Yours wont have example file from lost Reich printed across it :). Available from Fat Dragon Games

Your PDF will now be opened in Inkscape with every layer from the PDF imported as an object in Inkscape. The layers will be imported without any Indesign blending options and all the layers will be visible so the image will look different to how it appears in the layered PDF:

I have noticed some differences with the way different artists layered PDF’s import into Inkscape, I think this is caused by the different adobe software being used and that layered PDF’s can be generated as either a tree or hierarchy structure. Below are some notes on what I’ve uncovered to date:

Fat Dragon Games (Tom Tullis) – Imports fairly normally with each layer as an object these tend to be grouped in one group. However each object has it’s own custom size requiring you to set a custom size on export to facilitate easy importing to GIMP and retain the relative X,Y location of the layers.

Dave Graffam – Imports in long nested groups of objects cutting or moving the objects out of these nested groups causes the image links to no longer function (or it does for me). All objects are the same size so making exporting easier, however often you are clicking into nested groups for some time to find the base level.

Okumarts Games – Nested like Daves but sized like Fat Dragon Games. It is possible to ungroup the layers and export them the same as Fat Dragon Games (follow Fat Dragon Guide and you should be okay)

Mine (UFO etc) – Is some sort of odd cross between the two. The objects are a fixed page size like Dave’s but they are not nested in nested groups and all sit at the top level like Tom’s under one group (follow Fat Dragon Guide and you should be okay).

If I uncover any further different types I’ll add them to the above in the future and expand the below section.

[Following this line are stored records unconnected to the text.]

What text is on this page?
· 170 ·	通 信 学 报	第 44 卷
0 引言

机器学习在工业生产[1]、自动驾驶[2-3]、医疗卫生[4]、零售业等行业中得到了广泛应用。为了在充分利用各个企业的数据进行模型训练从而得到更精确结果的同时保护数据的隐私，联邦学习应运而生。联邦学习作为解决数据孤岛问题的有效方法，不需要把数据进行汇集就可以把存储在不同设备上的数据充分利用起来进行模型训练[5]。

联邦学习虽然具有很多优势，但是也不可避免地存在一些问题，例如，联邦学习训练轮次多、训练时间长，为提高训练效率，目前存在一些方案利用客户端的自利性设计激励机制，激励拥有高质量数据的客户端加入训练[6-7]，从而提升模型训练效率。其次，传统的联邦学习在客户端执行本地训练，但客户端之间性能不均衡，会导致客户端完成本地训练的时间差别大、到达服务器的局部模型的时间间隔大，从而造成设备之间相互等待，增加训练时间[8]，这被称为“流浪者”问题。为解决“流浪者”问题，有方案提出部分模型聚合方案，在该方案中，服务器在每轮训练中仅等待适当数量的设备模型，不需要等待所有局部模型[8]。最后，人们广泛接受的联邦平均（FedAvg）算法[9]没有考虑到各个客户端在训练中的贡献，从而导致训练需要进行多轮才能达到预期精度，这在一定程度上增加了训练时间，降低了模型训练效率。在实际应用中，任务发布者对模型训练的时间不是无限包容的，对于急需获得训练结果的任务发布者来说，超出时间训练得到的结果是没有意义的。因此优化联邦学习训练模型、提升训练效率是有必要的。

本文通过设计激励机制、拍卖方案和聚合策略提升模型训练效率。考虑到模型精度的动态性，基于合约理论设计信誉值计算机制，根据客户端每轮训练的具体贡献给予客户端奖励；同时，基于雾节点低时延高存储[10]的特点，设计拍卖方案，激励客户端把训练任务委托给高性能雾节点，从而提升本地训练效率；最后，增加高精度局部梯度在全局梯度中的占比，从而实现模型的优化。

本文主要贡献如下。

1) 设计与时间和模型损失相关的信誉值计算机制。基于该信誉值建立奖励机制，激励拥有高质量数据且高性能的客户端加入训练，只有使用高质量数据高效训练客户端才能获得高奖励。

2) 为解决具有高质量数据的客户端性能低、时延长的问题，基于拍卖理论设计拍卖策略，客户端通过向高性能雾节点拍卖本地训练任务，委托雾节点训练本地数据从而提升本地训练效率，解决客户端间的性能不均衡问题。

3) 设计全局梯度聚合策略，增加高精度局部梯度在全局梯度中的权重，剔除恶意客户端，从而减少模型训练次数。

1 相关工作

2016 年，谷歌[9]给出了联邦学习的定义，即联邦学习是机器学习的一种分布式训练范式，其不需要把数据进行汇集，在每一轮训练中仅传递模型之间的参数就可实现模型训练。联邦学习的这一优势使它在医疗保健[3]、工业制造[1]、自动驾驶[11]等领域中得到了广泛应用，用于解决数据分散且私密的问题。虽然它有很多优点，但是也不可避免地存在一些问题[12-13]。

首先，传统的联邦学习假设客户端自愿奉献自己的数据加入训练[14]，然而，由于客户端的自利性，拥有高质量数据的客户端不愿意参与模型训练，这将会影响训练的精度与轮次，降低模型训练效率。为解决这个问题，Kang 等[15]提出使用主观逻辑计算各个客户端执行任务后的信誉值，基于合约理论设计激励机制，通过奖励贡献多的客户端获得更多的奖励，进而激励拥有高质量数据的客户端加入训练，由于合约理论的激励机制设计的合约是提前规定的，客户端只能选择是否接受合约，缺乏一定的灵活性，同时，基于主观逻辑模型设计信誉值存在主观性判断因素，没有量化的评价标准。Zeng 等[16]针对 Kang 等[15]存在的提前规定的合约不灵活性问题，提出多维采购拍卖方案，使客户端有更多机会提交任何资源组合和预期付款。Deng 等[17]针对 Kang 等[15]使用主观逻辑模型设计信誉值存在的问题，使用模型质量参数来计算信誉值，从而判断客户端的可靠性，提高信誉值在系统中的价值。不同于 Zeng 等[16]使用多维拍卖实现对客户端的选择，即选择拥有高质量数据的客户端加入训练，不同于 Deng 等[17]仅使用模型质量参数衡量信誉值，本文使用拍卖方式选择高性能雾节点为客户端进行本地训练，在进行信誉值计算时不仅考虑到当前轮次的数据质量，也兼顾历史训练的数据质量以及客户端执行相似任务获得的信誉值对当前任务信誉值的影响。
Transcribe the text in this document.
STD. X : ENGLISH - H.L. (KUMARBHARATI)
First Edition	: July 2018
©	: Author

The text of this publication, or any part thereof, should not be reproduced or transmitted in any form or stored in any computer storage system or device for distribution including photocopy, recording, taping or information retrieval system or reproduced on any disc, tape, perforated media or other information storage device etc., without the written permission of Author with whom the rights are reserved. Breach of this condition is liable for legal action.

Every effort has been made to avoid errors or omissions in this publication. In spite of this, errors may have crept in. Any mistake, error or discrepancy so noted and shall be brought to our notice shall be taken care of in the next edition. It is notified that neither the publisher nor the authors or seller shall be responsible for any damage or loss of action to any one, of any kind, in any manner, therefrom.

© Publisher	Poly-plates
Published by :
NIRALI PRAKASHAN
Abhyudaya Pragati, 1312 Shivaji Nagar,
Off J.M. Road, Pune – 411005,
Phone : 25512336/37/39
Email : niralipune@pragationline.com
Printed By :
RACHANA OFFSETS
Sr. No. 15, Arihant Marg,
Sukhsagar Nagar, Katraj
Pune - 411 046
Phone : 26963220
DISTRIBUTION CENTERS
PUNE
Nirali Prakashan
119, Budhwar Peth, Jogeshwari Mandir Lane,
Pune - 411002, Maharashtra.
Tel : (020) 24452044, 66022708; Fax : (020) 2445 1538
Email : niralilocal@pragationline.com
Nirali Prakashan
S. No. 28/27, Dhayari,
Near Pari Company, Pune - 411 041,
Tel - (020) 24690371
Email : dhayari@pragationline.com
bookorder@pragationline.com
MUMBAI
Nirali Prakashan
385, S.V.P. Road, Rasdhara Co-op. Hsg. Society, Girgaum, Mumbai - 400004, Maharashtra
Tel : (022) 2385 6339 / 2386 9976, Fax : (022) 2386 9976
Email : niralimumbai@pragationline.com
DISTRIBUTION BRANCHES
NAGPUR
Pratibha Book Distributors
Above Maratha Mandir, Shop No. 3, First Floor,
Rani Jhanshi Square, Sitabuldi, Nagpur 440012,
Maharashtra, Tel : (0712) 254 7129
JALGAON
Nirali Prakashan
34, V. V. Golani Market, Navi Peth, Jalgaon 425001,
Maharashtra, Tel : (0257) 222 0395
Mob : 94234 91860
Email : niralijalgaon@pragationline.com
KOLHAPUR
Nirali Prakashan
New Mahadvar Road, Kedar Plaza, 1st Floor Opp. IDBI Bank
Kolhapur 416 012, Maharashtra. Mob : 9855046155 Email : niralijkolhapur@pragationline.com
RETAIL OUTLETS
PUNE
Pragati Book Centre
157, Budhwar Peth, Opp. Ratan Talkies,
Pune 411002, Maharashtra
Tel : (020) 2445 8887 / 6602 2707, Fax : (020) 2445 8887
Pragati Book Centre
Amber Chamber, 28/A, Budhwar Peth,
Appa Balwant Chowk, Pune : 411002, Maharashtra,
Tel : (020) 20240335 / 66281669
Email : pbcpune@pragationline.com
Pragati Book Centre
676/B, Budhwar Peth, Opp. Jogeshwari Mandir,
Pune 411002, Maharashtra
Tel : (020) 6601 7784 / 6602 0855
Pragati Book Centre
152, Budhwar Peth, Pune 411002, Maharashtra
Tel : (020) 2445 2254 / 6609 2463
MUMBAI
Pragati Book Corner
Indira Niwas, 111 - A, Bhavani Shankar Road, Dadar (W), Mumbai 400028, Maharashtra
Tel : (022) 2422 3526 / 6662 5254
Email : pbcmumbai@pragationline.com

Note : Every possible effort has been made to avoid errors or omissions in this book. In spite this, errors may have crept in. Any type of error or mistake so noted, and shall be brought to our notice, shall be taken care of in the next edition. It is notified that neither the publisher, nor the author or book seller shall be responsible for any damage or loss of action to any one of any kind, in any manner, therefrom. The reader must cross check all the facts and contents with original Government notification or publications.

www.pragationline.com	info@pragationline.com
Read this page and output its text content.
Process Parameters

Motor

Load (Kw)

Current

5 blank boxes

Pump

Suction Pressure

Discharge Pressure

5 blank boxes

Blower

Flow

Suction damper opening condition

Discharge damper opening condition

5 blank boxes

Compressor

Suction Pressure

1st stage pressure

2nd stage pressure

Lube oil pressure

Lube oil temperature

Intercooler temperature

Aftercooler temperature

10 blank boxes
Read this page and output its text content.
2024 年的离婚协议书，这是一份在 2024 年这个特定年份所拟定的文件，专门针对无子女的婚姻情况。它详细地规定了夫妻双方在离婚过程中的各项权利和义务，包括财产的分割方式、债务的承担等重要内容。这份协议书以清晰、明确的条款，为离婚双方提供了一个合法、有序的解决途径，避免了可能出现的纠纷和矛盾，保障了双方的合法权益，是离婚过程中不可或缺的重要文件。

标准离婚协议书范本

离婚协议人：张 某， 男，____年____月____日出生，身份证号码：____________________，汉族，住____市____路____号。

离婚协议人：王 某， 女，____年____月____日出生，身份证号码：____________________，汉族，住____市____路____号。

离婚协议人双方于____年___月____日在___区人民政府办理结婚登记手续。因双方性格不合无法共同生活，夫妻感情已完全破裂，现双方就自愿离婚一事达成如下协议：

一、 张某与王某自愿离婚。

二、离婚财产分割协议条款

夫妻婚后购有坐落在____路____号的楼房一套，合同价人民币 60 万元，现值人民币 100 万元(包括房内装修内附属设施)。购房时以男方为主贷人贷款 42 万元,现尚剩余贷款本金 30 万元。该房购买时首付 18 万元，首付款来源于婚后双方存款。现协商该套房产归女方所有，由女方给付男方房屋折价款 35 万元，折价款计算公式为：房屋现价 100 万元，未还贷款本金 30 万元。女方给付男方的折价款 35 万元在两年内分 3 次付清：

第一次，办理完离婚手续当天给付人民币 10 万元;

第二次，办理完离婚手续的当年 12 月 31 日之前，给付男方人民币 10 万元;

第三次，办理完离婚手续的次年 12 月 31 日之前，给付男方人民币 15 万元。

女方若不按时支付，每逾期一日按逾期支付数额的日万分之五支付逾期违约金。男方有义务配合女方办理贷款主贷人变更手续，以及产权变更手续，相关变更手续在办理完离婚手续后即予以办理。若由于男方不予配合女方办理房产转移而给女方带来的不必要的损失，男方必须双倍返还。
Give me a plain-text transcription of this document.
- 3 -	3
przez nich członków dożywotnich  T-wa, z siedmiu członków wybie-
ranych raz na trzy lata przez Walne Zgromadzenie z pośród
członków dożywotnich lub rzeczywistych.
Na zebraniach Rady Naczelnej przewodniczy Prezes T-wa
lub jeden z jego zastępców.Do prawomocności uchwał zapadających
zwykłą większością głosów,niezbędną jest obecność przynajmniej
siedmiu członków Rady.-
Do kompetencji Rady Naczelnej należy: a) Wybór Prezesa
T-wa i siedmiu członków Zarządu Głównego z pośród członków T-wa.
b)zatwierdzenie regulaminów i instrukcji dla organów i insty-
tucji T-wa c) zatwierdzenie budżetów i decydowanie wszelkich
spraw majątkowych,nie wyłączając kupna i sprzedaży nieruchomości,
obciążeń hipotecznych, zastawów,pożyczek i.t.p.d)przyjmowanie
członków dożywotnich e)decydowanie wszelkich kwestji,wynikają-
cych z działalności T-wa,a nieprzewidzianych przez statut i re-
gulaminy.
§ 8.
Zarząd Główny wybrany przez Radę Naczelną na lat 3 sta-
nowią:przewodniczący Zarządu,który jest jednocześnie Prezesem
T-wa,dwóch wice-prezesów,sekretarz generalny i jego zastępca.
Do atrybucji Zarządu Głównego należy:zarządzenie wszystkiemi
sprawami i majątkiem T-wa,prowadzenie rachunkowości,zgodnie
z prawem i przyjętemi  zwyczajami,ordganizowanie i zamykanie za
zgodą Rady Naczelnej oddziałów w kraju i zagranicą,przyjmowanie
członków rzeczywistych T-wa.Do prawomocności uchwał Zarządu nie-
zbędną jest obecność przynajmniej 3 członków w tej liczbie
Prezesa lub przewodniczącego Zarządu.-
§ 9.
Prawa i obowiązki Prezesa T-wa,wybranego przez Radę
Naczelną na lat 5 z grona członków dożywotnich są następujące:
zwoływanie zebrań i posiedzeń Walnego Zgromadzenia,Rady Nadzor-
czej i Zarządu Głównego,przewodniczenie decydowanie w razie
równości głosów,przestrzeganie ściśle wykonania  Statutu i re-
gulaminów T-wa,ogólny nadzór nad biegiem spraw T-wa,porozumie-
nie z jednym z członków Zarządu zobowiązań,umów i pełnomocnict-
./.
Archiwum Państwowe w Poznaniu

Fat Dragon Games et al Process:

Select the Imported group (click on it once), then go to menu item “Object” and select “Ungroup” (Shift-Ctrl-G). You should now have this:

In the red circled area above make note of the “X” coordinates, Y coordinates, W size and H size. In my case this is -7.5, 25, 765 and 990. Next we can start exporting the different layers first up deselect all layers either by clicking somewhere to left of the selected group or by going to Edit>>Deselect (right near the bottom).Next click on your images and the topmost image in the stack will be selected:

Now to start Exporting either go to File>>Export Bitmap or use Shift-Ctrl-E and the export dialogue will open. Select Custom along the top, then change x0, y0, width and height values to those you noted above. Select the browse button and select a location to save the image file to and the name. The name isn’t critical and if you don’t know what is on the layer selected simply call it “one” and the next “two” etc or some other logical naming pattern you prefer. Lastly tick on “Hide all except selected” and press “Export”:

You have just exported your first layer. Now onto the remaining 5 to 5000 this is fairly quick although repetitive. You can leave the export window sitting open. Open the object properties window Object>>Object Properties or Shift-Ctrl-O on the little window that opens tick Hide. Again leave this open. Next click on the middle of your images and the next object down will be selected. Simply Click on your export Window and name the png to something else and then hit export:

Repeat the above hide>>Click>>Name>>Export process until you are left with a blank white page:

You have now captured all the individual layers that make up that PDF. There is no need to save the inkscape file as you have the original PDF and really we didn’t add much value in inkscape but you can save it if you like. To unhide all the objects before saving it’s Object>>Unhide All. Now skip down to GIMP Reassembly.

Dave Graffam Process:

This is essentially the same as the above process but you don’t need to worry about setting a custom size before exporting you can basically export each layer at the stock size. The trick is making sure you click down deep enough into the groups such that your at the bottom of the group pile. I’ve tried ungrouping but this for me breaks the image link(s) and I end up in a mess with red image cant be found error links all over the place, so try de-grouping at your own risk.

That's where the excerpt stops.